Я без колебаний ответил: "Другом - с радостью". И мальчик вскочил: "Да, да!" Бурно обнял меня: "Я тоже хочу этого!" И в самом деле, с той поры Алкивиад все время проводил со мной, звал к себе, мы вместе ели, беседовали, он шагу без меня не желал ступить. Говорил: когда ты со мной, я хороший. Без тебя мной овладевают злые демоны...
Сократ улыбался вдаль, сквозь века. Наверное, видел внутренним взором тот день, когда он, одержимый страстью поднимать дух человека все выше, все выше, завоевал любовь этого красивого, надменного человеческого детеныша.
- Чем старше становился Алкивиад, - продолжал старый философ, - тем больше очаровывал он людей своим обликом... и своими сумасбродствами. Многие мужчины и юноши мечтали сблизиться с ним. Заискивали перед ним, льнули к нему. Находились даже льстецы, внушавшие ему, что славой и величием он превзойдет самого Перикла. Но Алкивиад всех отвергал. Так оттолкнул он однажды Анита, богатого кожевенника, который впоследствии стал во главе Афин.

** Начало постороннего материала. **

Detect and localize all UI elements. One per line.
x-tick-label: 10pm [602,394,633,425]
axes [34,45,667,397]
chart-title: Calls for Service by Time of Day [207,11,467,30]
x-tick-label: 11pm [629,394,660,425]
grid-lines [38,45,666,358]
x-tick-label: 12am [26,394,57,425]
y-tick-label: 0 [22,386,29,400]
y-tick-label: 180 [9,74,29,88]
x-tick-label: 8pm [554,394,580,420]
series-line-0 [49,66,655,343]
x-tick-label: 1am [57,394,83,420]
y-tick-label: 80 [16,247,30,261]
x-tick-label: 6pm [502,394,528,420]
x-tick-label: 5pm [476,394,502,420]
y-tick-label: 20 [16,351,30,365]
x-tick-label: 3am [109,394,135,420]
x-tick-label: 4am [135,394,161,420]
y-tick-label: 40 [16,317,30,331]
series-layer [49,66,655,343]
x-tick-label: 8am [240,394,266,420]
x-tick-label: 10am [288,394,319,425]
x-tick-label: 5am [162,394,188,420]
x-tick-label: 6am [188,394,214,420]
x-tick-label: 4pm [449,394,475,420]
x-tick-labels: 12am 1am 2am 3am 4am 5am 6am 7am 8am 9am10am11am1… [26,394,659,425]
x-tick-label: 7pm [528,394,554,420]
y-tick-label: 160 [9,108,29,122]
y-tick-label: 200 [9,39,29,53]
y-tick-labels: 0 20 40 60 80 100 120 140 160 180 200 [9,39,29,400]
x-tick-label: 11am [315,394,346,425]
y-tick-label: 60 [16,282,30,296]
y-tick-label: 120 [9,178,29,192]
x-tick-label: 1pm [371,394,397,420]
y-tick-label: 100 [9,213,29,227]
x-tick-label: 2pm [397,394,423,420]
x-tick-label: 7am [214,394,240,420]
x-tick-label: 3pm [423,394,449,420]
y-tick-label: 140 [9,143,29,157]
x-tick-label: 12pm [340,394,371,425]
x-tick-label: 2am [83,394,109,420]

Со мной, напротив, Алкивиад хотел быть постоянно. Он охотно принимал от меня даже то, что я отнюдь не восхвалял, не преувеличивал его достоинств, а бранил за пороки. Он говорил: "Ты, мой любимый Сократ, делаешь для меня самое лучшее. Терпеливо вычесываешь мои недостатки, словно блох из шкуры блохастого пса. Не удивляйся же, что я пристаю к тебе и цепляюсь за тебя. Потому что блохи эти жестоко меня кусают!" А гребень у меня был весьма частый!
Вспоминая об этом, Сократ смеялся.
- Говорят, что ты, общаясь с Алкивиадом, отдавал ему частицу своей славы, - заметил я.
Сократ нахмурился.
- Не люблю судить о вещах с одной стороны. И на меня падала частица Алкивиадовой славы - славы его древнего рода, его пленительной непосредственности и необузданности...
Он перестал хмуриться, усмехнулся сам себе:
- А как ты думаешь! В глазах афинян я был не меньшим чудаком, чем он. Босоногий бородач, вечно в одном и том же полотняном хитоне и коричневом гиматии, человек, у которого так мало потребностей, что и нищему не сравниться, - и этот-то чудак желает добра и красоты для всех, от мелкого люда на рынке до вылощенных сынков богачей, претендующих на роль первого стратега... Буду откровенен с тобой, чужестранец, как был откровенен со своими.
- Прошу тебя об этом.
- Так слушай. Привязанность Алкивиада, вскоре перешедшая в преданную любовь, была в ту пору честью для меня и великой радостью. Но отвергнутые им поклонники, влюбленные в него до потери рассудка, смертельно ненавидели меня за его любовь.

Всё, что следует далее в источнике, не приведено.